How Well Does Your Phylogenetic Model Fit Your Data? Assessing Goodness of Fit in Phylogenetic Inference
Reference
Degree Grantor
Abstract
The test for model-to-data fitness is a fundamental principle within the statistical sciences. The purpose of such a test is to assess whether the selected best-fitting model adequately describes the behaviour in the data. Despite their broad application across many areas of statistics, goodness of fit tests for phylogenetic models have received much less attention than model selection methods in the last decade.

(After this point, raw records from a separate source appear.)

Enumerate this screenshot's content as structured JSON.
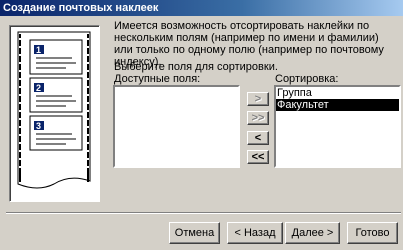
{
  "window": {
    "title": "Создание почтовых наклеек"
  },
  "content": {
    "description": "Имеется возможность отсортировать наклейки по нескольким полям (например по имени и фамилии) или только по одному полю (например по почтовому индексу).",
    "prompt": "Выберите поля для сортировки.",
    "available_label": "Доступные поля:",
    "sort_label": "Сортировка:",
    "available_items": [],
    "sort_items": [
      {
        "label": "Группа",
        "selected": false
      },
      {
        "label": "Факультет",
        "selected": true
      }
    ]
  },
  "move_buttons": {
    "add_one": ">",
    "add_all": ">>",
    "remove_one": "<",
    "remove_all": "<<"
  },
  "footer": {
    "cancel": "Отмена",
    "back": "< Назад",
    "next": "Далее >",
    "finish": "Готово"
  },
  "illustration": {
    "labels": [
      "1",
      "2",
      "3"
    ]
  },
  "colors": {
    "title_start": "#0a246a",
    "title_end": "#a6caf0",
    "face": "#d4d0c8",
    "selection": "#000000"
  }
}
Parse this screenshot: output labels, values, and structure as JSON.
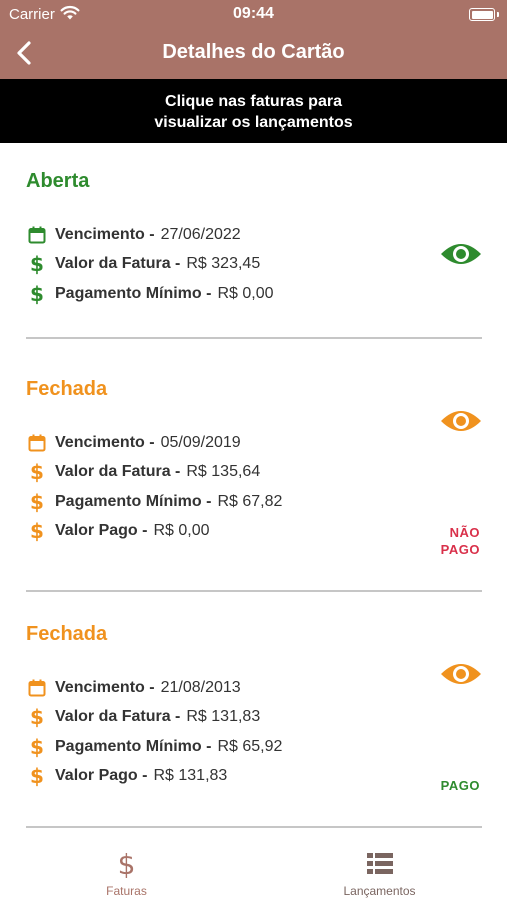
{
  "status_bar": {
    "carrier": "Carrier",
    "time": "09:44"
  },
  "nav": {
    "title": "Detalhes do Cartão"
  },
  "banner": {
    "line1": "Clique nas faturas para",
    "line2": "visualizar os lançamentos"
  },
  "labels": {
    "vencimento": "Vencimento -",
    "valor_fatura": "Valor da Fatura -",
    "pagamento_minimo": "Pagamento Mínimo -",
    "valor_pago": "Valor Pago -"
  },
  "invoices": [
    {
      "status": "Aberta",
      "color": "#2e8b2e",
      "vencimento": "27/06/2022",
      "valor_fatura": "R$ 323,45",
      "pagamento_minimo": "R$ 0,00"
    },
    {
      "status": "Fechada",
      "color": "#f0921e",
      "vencimento": "05/09/2019",
      "valor_fatura": "R$ 135,64",
      "pagamento_minimo": "R$ 67,82",
      "valor_pago": "R$ 0,00",
      "badge_line1": "NÃO",
      "badge_line2": "PAGO",
      "badge_color": "#d9304a"
    },
    {
      "status": "Fechada",
      "color": "#f0921e",
      "vencimento": "21/08/2013",
      "valor_fatura": "R$ 131,83",
      "pagamento_minimo": "R$ 65,92",
      "valor_pago": "R$ 131,83",
      "badge_line1": "PAGO",
      "badge_color": "#2e8b2e"
    }
  ],
  "tabs": [
    {
      "label": "Faturas",
      "icon": "dollar-icon",
      "active": true
    },
    {
      "label": "Lançamentos",
      "icon": "list-icon",
      "active": false
    }
  ],
  "colors": {
    "brand": "#a97368",
    "open": "#2e8b2e",
    "closed": "#f0921e",
    "unpaid": "#d9304a",
    "tab_inactive": "#7a6560"
  }
}
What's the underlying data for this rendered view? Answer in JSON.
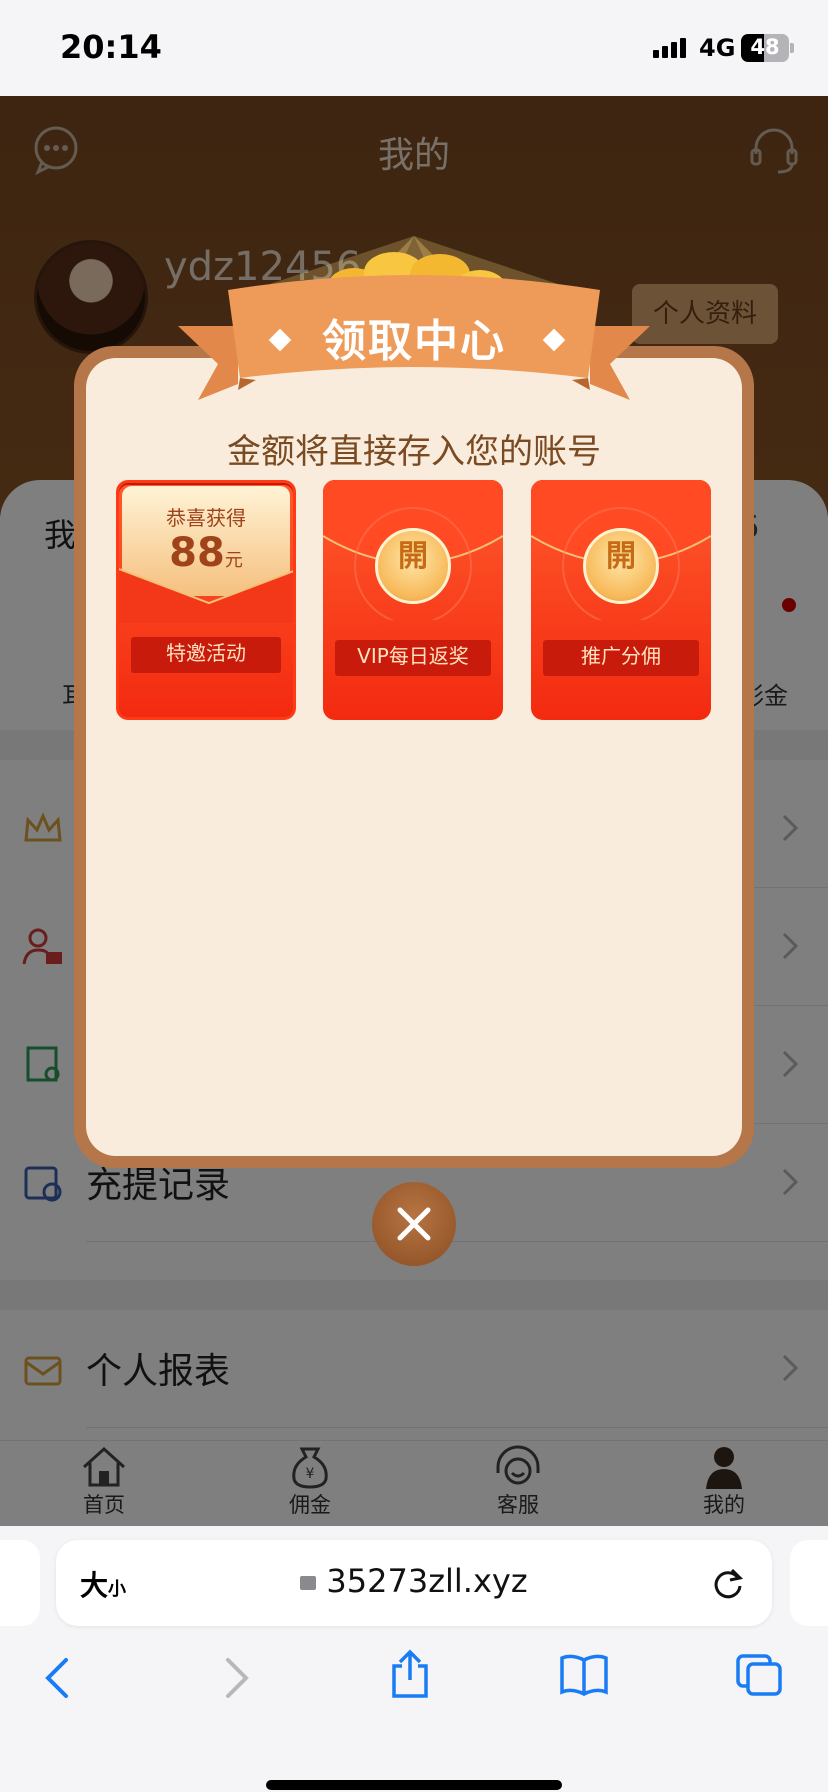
{
  "status_bar": {
    "time": "20:14",
    "network": "4G",
    "battery": "48",
    "battery_level": 0.48
  },
  "header": {
    "title": "我的",
    "username": "ydz12456",
    "profile_button": "个人资料",
    "chat_icon": "chat-bubble-icon",
    "support_icon": "headset-icon"
  },
  "background": {
    "partial_left": "我",
    "partial_right": "6",
    "partial_label_left": "耳",
    "partial_label_right": "彩金",
    "menu": [
      {
        "label": "",
        "icon": "crown-icon"
      },
      {
        "label": "",
        "icon": "user-card-icon"
      },
      {
        "label": "",
        "icon": "search-doc-icon"
      },
      {
        "label": "充提记录",
        "icon": "record-icon"
      },
      {
        "label": "个人报表",
        "icon": "report-icon"
      }
    ]
  },
  "tabbar": {
    "items": [
      {
        "label": "首页",
        "icon": "home-icon"
      },
      {
        "label": "佣金",
        "icon": "money-bag-icon"
      },
      {
        "label": "客服",
        "icon": "headset-icon"
      },
      {
        "label": "我的",
        "icon": "user-icon"
      }
    ]
  },
  "modal": {
    "title": "领取中心",
    "subtitle": "金额将直接存入您的账号",
    "envelopes": [
      {
        "state": "opened",
        "congrats": "恭喜获得",
        "amount": "88",
        "unit": "元",
        "label": "特邀活动"
      },
      {
        "state": "closed",
        "open_glyph": "開",
        "label": "VIP每日返奖"
      },
      {
        "state": "closed",
        "open_glyph": "開",
        "label": "推广分佣"
      }
    ]
  },
  "safari": {
    "text_size_label": "大",
    "text_size_small": "小",
    "url": "35273zll.xyz"
  }
}
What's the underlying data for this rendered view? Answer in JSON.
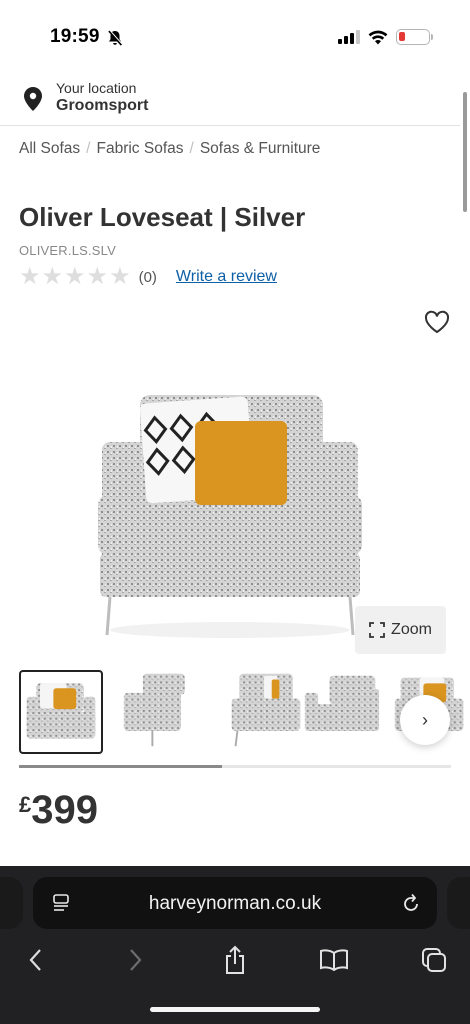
{
  "status": {
    "time": "19:59"
  },
  "location": {
    "label": "Your location",
    "town": "Groomsport"
  },
  "breadcrumb": [
    "All Sofas",
    "Fabric Sofas",
    "Sofas & Furniture"
  ],
  "product": {
    "title": "Oliver Loveseat | Silver",
    "sku": "OLIVER.LS.SLV",
    "rating": 0,
    "review_count": "(0)",
    "write_review": "Write a review",
    "price_currency": "£",
    "price_amount": "399"
  },
  "gallery": {
    "zoom_label": "Zoom",
    "thumbnail_count": 5,
    "active_index": 0,
    "scroll_progress": 0.47
  },
  "browser": {
    "url": "harveynorman.co.uk"
  },
  "colors": {
    "link": "#0d5fa6",
    "cushion": "#d9951f",
    "fabric": "#c9c9c9",
    "chrome": "#212123"
  }
}
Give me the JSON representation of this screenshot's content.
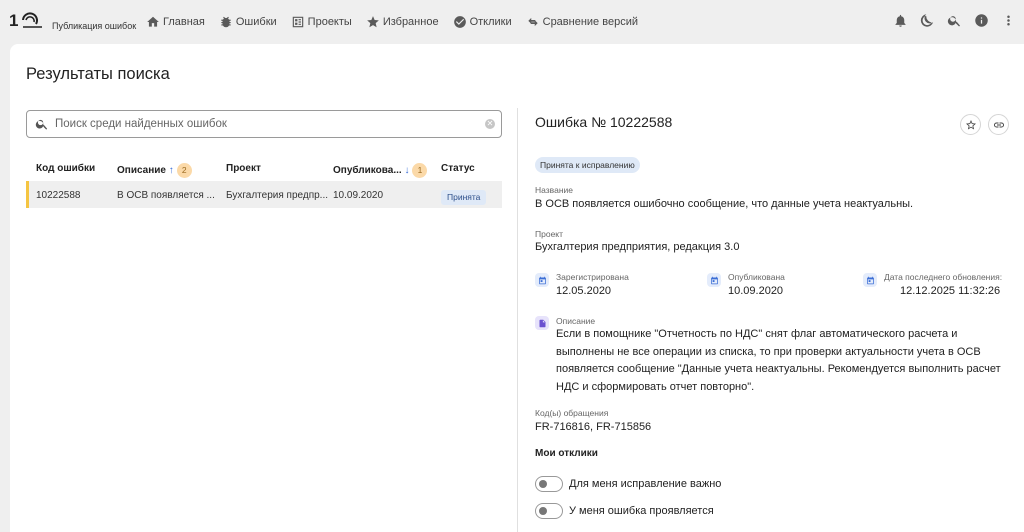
{
  "app": {
    "name": "Публикация ошибок",
    "logo": "1С"
  },
  "nav": {
    "home": "Главная",
    "errors": "Ошибки",
    "projects": "Проекты",
    "favorites": "Избранное",
    "responses": "Отклики",
    "compare": "Сравнение версий"
  },
  "page": {
    "title": "Результаты поиска"
  },
  "search": {
    "placeholder": "Поиск среди найденных ошибок"
  },
  "table": {
    "headers": {
      "code": "Код ошибки",
      "description": "Описание",
      "description_sort_index": "2",
      "project": "Проект",
      "published": "Опубликова...",
      "published_sort_index": "1",
      "status": "Статус"
    },
    "rows": [
      {
        "code": "10222588",
        "description": "В ОСВ появляется ...",
        "project": "Бухгалтерия предпр...",
        "published": "10.09.2020",
        "status": "Принята"
      }
    ]
  },
  "details": {
    "title": "Ошибка № 10222588",
    "status": "Принята к исправлению",
    "name_label": "Название",
    "name": "В ОСВ появляется ошибочно сообщение, что данные учета неактуальны.",
    "project_label": "Проект",
    "project": "Бухгалтерия предприятия, редакция 3.0",
    "registered_label": "Зарегистрирована",
    "registered": "12.05.2020",
    "published_label": "Опубликована",
    "published": "10.09.2020",
    "updated_label": "Дата последнего обновления:",
    "updated": "12.12.2025 11:32:26",
    "description_label": "Описание",
    "description": "Если в помощнике \"Отчетность по НДС\" снят флаг автоматического расчета и выполнены не все операции из списка, то при проверки актуальности учета в ОСВ появляется сообщение \"Данные учета неактуальны. Рекомендуется выполнить расчет НДС и сформировать отчет повторно\".",
    "requests_label": "Код(ы) обращения",
    "requests": "FR-716816, FR-715856",
    "my_responses": "Мои отклики",
    "toggle_important": "Для меня исправление важно",
    "toggle_reproduces": "У меня ошибка проявляется"
  },
  "colors": {
    "accent_yellow": "#f5c542",
    "status_bg": "#dfe9f7",
    "sort_badge": "#fbd9a8"
  }
}
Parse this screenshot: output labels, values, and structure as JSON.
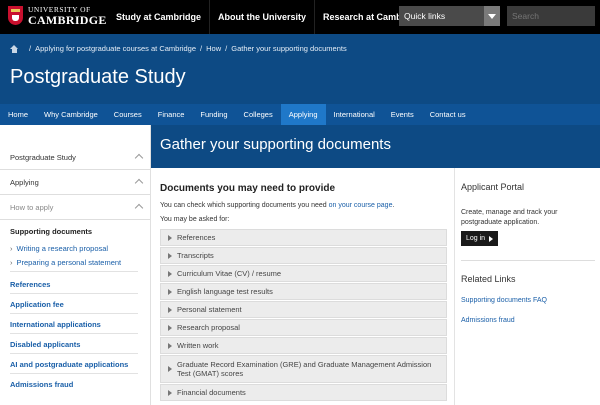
{
  "header": {
    "logo_line1": "UNIVERSITY OF",
    "logo_line2": "CAMBRIDGE",
    "nav": [
      "Study at Cambridge",
      "About the University",
      "Research at Cambridge"
    ],
    "quick_links": "Quick links",
    "search_placeholder": "Search"
  },
  "breadcrumb": [
    "Applying for postgraduate courses at Cambridge",
    "How",
    "Gather your supporting documents"
  ],
  "page_title": "Postgraduate Study",
  "main_nav": {
    "items": [
      "Home",
      "Why Cambridge",
      "Courses",
      "Finance",
      "Funding",
      "Colleges",
      "Applying",
      "International",
      "Events",
      "Contact us"
    ],
    "active": "Applying"
  },
  "sidebar": {
    "sections": [
      "Postgraduate Study",
      "Applying",
      "How to apply"
    ],
    "current": "Supporting documents",
    "sub_items": [
      "Writing a research proposal",
      "Preparing a personal statement"
    ],
    "links": [
      "References",
      "Application fee",
      "International applications",
      "Disabled applicants",
      "AI and postgraduate applications",
      "Admissions fraud"
    ]
  },
  "content": {
    "title": "Gather your supporting documents",
    "section_title": "Documents you may need to provide",
    "para1_before": "You can check which supporting documents you need ",
    "para1_link": "on your course page",
    "para1_after": ".",
    "para2": "You may be asked for:",
    "accordion": [
      "References",
      "Transcripts",
      "Curriculum Vitae (CV) / resume",
      "English language test results",
      "Personal statement",
      "Research proposal",
      "Written work",
      "Graduate Record Examination (GRE) and Graduate Management Admission Test (GMAT) scores",
      "Financial documents"
    ]
  },
  "aside": {
    "portal_title": "Applicant Portal",
    "portal_text": "Create, manage and track your postgraduate application.",
    "login_label": "Log in",
    "related_title": "Related Links",
    "related_links": [
      "Supporting documents FAQ",
      "Admissions fraud"
    ]
  }
}
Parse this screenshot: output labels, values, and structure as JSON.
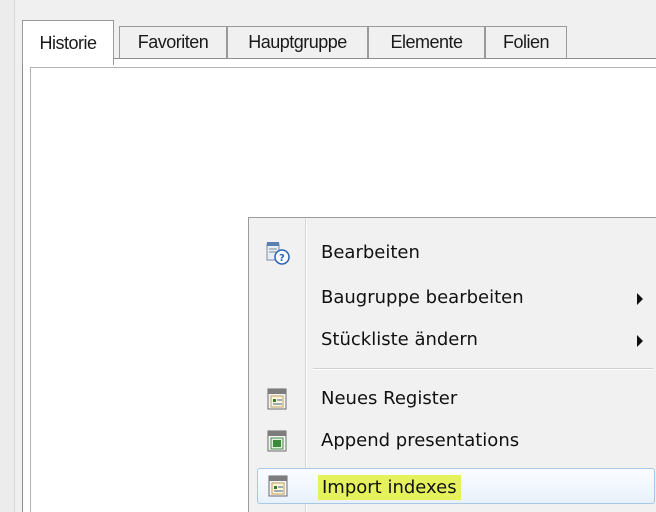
{
  "tabs": [
    {
      "label": "Historie",
      "active": true
    },
    {
      "label": "Favoriten",
      "active": false
    },
    {
      "label": "Hauptgruppe",
      "active": false
    },
    {
      "label": "Elemente",
      "active": false
    },
    {
      "label": "Folien",
      "active": false
    }
  ],
  "context_menu": {
    "items": [
      {
        "label": "Bearbeiten",
        "icon": "edit-help-icon",
        "submenu": false
      },
      {
        "label": "Baugruppe bearbeiten",
        "icon": null,
        "submenu": true
      },
      {
        "label": "Stückliste ändern",
        "icon": null,
        "submenu": true
      },
      {
        "label": "Neues Register",
        "icon": "register-icon",
        "submenu": false
      },
      {
        "label": "Append presentations",
        "icon": "presentation-icon",
        "submenu": false
      },
      {
        "label": "Import indexes",
        "icon": "register-icon",
        "submenu": false,
        "hovered": true,
        "highlight_color": "#e5f25c"
      }
    ]
  },
  "colors": {
    "accent_hover_border": "#a8c8ea",
    "highlight": "#e5f25c"
  }
}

At present a number of approaches have been suggested. However, these are often flawed, with problems ranging from the presence of systematic error in the models themselves, to the difficulties presented by the nature of phylogenetic data. Ultimately these problems lead to an inadequate choice of statistic. This is one of the main reasons why assessment of model-to-data fit is often a neglected step within phylogenetic analysis. In this work, we explore new and existing methods for goodness of fit assessment, to address some of the many open-ended questions around model-fit adequacy in phylogenetic inference.We assess different aspects of summary statistics and residual diagnostic tools, test the power and significance of established statistics, adapt statistics from other fields to the phylogenetic framework, and test the utility of combining multiple statistics to diagnose areas of poor model-fit violations. Statistics were explored and tested within both the frequentist and Bayesian frameworks, with each approach addressing different facets of the fitness landscape. Overall, we provide new insights into some of the current challenges facing goodness of fit assessment in phylogenetics. We argue how the peculiarities of phylogenetic data challenge the development of robust tools, requiring a complex combination of statistical and biological formulation.